Kazemian, Hassan and Subeksha, Shrestha (2023) Comparisons of machine learning techniques for detecting fraudulent criminal identities. Expert Systems with Applications, 229 A (120591). pp. 1-13. ISSN 0957-4174

Abstract

This paper focuses on applications of various machine learning techniques on an anonymized policing dataset used in EU SPIRIT Horizon 2020 project to identify fraudulent identities and help Law Enforcement Agencies (LEAs) in their investigation in finding potential criminals and identity resolution. Lack of qualitative data and appropriate methodology to carry out research on criminal fraudulent identities is a common reason for fewer research in this area. Additionally, it is a very sensitive data to work with and minor inaccuracy in prediction of result causes massive impact in the society as genuine people could be questioned whereas criminals could be sent free.

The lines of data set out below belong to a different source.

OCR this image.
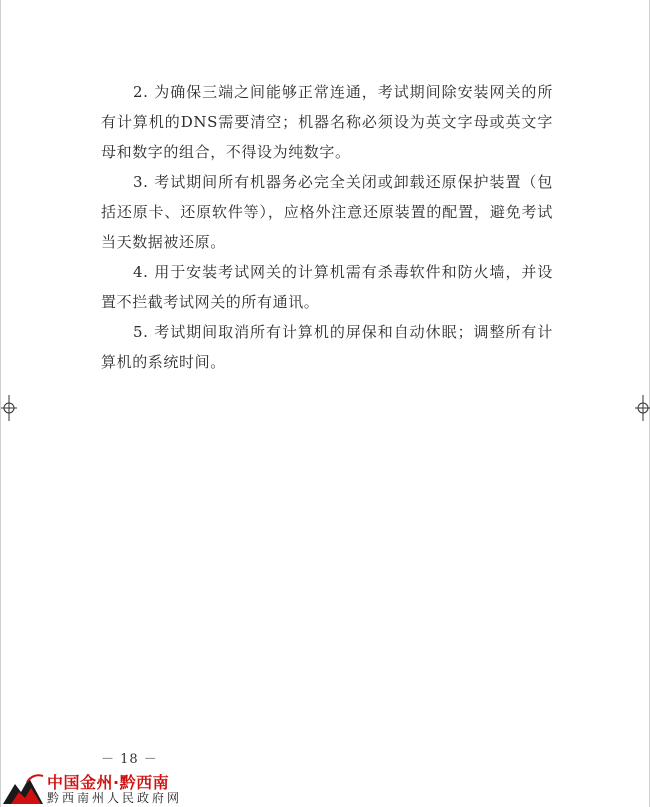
2. 为确保三端之间能够正常连通，考试期间除安装网关的所有计算机的DNS需要清空；机器名称必须设为英文字母或英文字母和数字的组合，不得设为纯数字。

3. 考试期间所有机器务必完全关闭或卸载还原保护装置（包括还原卡、还原软件等），应格外注意还原装置的配置，避免考试当天数据被还原。

4. 用于安装考试网关的计算机需有杀毒软件和防火墙，并设置不拦截考试网关的所有通讯。

5. 考试期间取消所有计算机的屏保和自动休眠；调整所有计算机的系统时间。

－ 18 －
中国金州·黔西南
黔西南州人民政府网
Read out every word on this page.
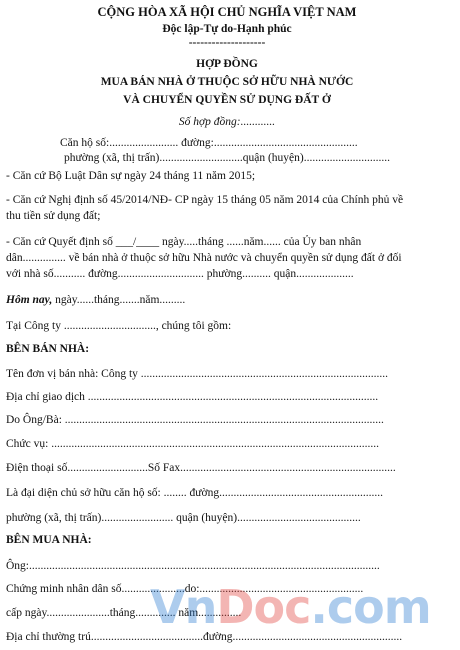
CỘNG HÒA XÃ HỘI CHỦ NGHĨA VIỆT NAM
Độc lập-Tự do-Hạnh phúc
--------------------
HỢP ĐỒNG
MUA BÁN NHÀ Ở THUỘC SỞ HỮU NHÀ NƯỚC
VÀ CHUYỂN QUYỀN SỬ DỤNG ĐẤT Ở
Số hợp đồng:............
Căn hộ số:........................ đường:..................................................
phường (xã, thị trấn).............................quận (huyện)..............................
- Căn cứ Bộ Luật Dân sự ngày 24 tháng 11 năm 2015;
- Căn cứ Nghị định số 45/2014/NĐ- CP ngày 15 tháng 05 năm 2014 của Chính phủ về
thu tiền sử dụng đất;
- Căn cứ Quyết định số ___/____ ngày.....tháng ......năm...... của Ủy ban nhân
dân............... về bán nhà ở thuộc sở hữu Nhà nước và chuyển quyền sử dụng đất ở đối
với nhà số........... đường.............................. phường.......... quận....................
Hôm nay, ngày......tháng.......năm.........
Tại Công ty ................................, chúng tôi gồm:
BÊN BÁN NHÀ:
Tên đơn vị bán nhà: Công ty ......................................................................................
Địa chỉ giao dịch .....................................................................................................
Do Ông/Bà: ...............................................................................................................
Chức vụ: ..................................................................................................................
Điện thoại số............................Số Fax...........................................................................
Là đại diện chủ sở hữu căn hộ số: ........ đường.........................................................
phường (xã, thị trấn)......................... quận (huyện)...........................................
BÊN MUA NHÀ:
Ông:..........................................................................................................................
Chứng minh nhân dân số......................do:.........................................................
cấp ngày......................tháng.............. năm...............
Địa chỉ thường trú.......................................đường...........................................................
VnDoc.com
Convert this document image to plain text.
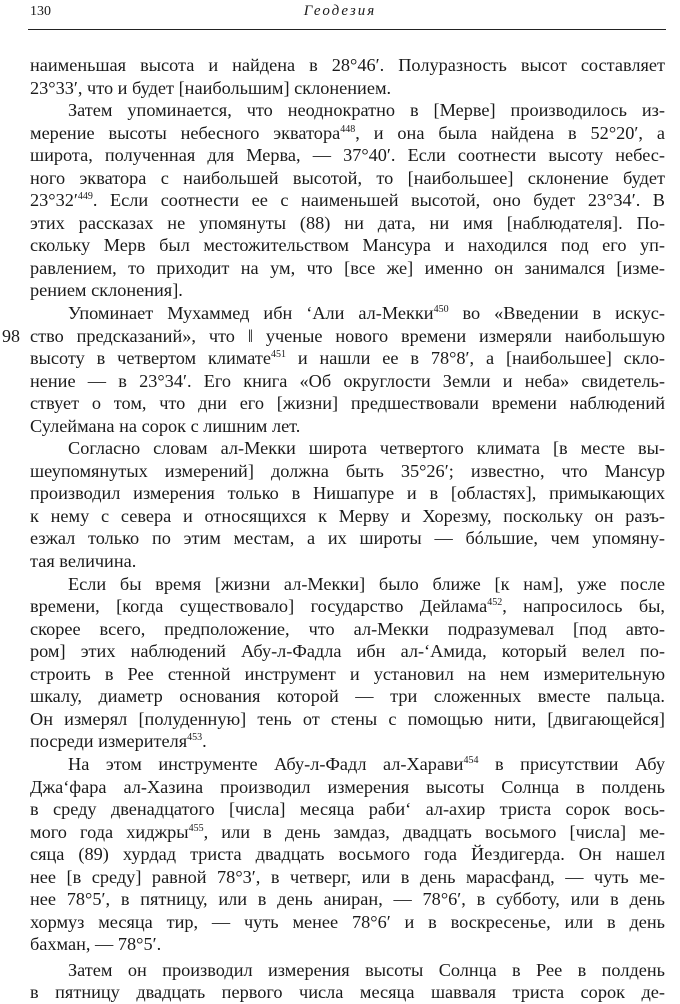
130	Геодезия
наименьшая высота и найдена в 28°46′. Полуразность высот составляет
23°33′, что и будет [наибольшим] склонением.
Затем упоминается, что неоднократно в [Мерве] производилось из-
мерение высоты небесного экватора$^{448}$, и она была найдена в 52°20′, а
широта, полученная для Мерва, — 37°40′. Если соотнести высоту небес-
ного экватора с наибольшей высотой, то [наибольшее] склонение будет
$23^\circ 32'^{449}$. Если соотнести ее с наименьшей высотой, оно будет 23°34′. В
этих рассказах не упомянуты (88) ни дата, ни имя [наблюдателя]. По-
скольку Мерв был местожительством Мансура и находился под его уп-
равлением, то приходит на ум, что [все же] именно он занимался [изме-
рением склонения].
Упоминает Мухаммед ибн ‘Али ал-Мекки$^{450}$ во «Введении в искус-
98 ство предсказаний», что ‖ ученые нового времени измеряли наибольшую
высоту в четвертом климате$^{451}$ и нашли ее в 78°8′, а [наибольшее] скло-
нение — в 23°34′. Его книга «Об округлости Земли и неба» свидетель-
ствует о том, что дни его [жизни] предшествовали времени наблюдений
Сулеймана на сорок с лишним лет.
Согласно словам ал-Мекки широта четвертого климата [в месте вы-
шеупомянутых измерений] должна быть 35°26′; известно, что Мансур
производил измерения только в Нишапуре и в [областях], примыкающих
к нему с севера и относящихся к Мерву и Хорезму, поскольку он разъ-
езжал только по этим местам, а их широты — бóльшие, чем упомяну-
тая величина.
Если бы время [жизни ал-Мекки] было ближе [к нам], уже после
времени, [когда существовало] государство Дейлама$^{452}$, напросилось бы,
скорее всего, предположение, что ал-Мекки подразумевал [под авто-
ром] этих наблюдений Абу-л-Фадла ибн ал-‘Амида, который велел по-
строить в Рее стенной инструмент и установил на нем измерительную
шкалу, диаметр основания которой — три сложенных вместе пальца.
Он измерял [полуденную] тень от стены с помощью нити, [двигающейся]
посреди измерителя$^{453}$.
На этом инструменте Абу-л-Фадл ал-Харави$^{454}$ в присутствии Абу
Джа‘фара ал-Хазина производил измерения высоты Солнца в полдень
в среду двенадцатого [числа] месяца раби‘ ал-ахир триста сорок вось-
мого года хиджры$^{455}$, или в день замдаз, двадцать восьмого [числа] ме-
сяца (89) хурдад триста двадцать восьмого года Йездигерда. Он нашел
нее [в среду] равной 78°3′, в четверг, или в день марасфанд, — чуть ме-
нее 78°5′, в пятницу, или в день аниран, — 78°6′, в субботу, или в день
хормуз месяца тир, — чуть менее 78°6′ и в воскресенье, или в день
бахман, — 78°5′.
Затем он производил измерения высоты Солнца в Рее в полдень
в пятницу двадцать первого числа месяца шавваля триста сорок де-
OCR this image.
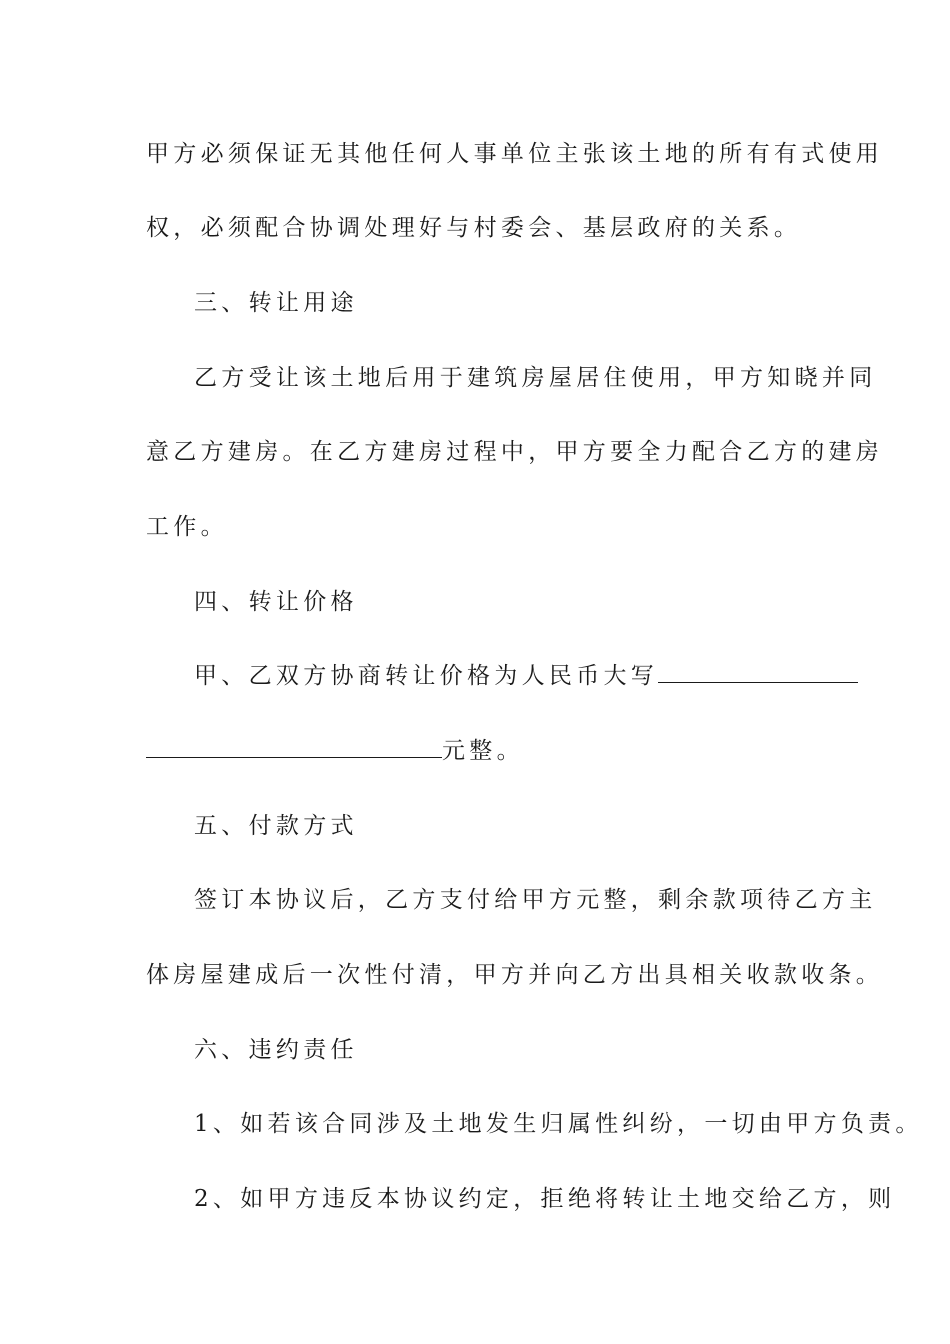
甲方必须保证无其他任何人事单位主张该土地的所有有式使用
权，必须配合协调处理好与村委会、基层政府的关系。
三、转让用途
乙方受让该土地后用于建筑房屋居住使用，甲方知晓并同
意乙方建房。在乙方建房过程中，甲方要全力配合乙方的建房
工作。
四、转让价格
甲、乙双方协商转让价格为人民币大写
元整。
五、付款方式
签订本协议后，乙方支付给甲方元整，剩余款项待乙方主
体房屋建成后一次性付清，甲方并向乙方出具相关收款收条。
六、违约责任
1、如若该合同涉及土地发生归属性纠纷，一切由甲方负责。
2、如甲方违反本协议约定，拒绝将转让土地交给乙方，则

Both of these issues are addressed in this paper by application of 39 million records from policing dataset and working towards higher accuracy while building the model. Various machine learning approaches are applied to train the dataset to make predictions and the research focus on being able to predict the 5 suspected fraudulent identities out of 39 million records in the policing dataset. One of the applied machine learning techniques include TensorFlow along with Keras model which has seldomly been applied by researchers in detection of criminal data. To compare the results and test accuracy of TensorFlow model, other machine learning techniques such as Support Vector Machine, Naïve Bayes and K-nearest Neighbours are also applied to have a comparative study on the obtained outcomes from each model. The goal of this research is to find fraudulent IDs amongst all the anonymized IDs in the criminal dataset using TensorFlow and three other machine learning models and select the most optimal model out of them. Since the model is comparing two names so string-matching techniques such as Levenshtein edit distance, Hamming Distance, Jaro-Winkler and Soundex were applied to select an effective approach first before building the model and analysing the results. TensorFlow model demonstrated highest accuracy with relatively least execution time and the only model to successfully predict all the 5 suspects from the policing dataset.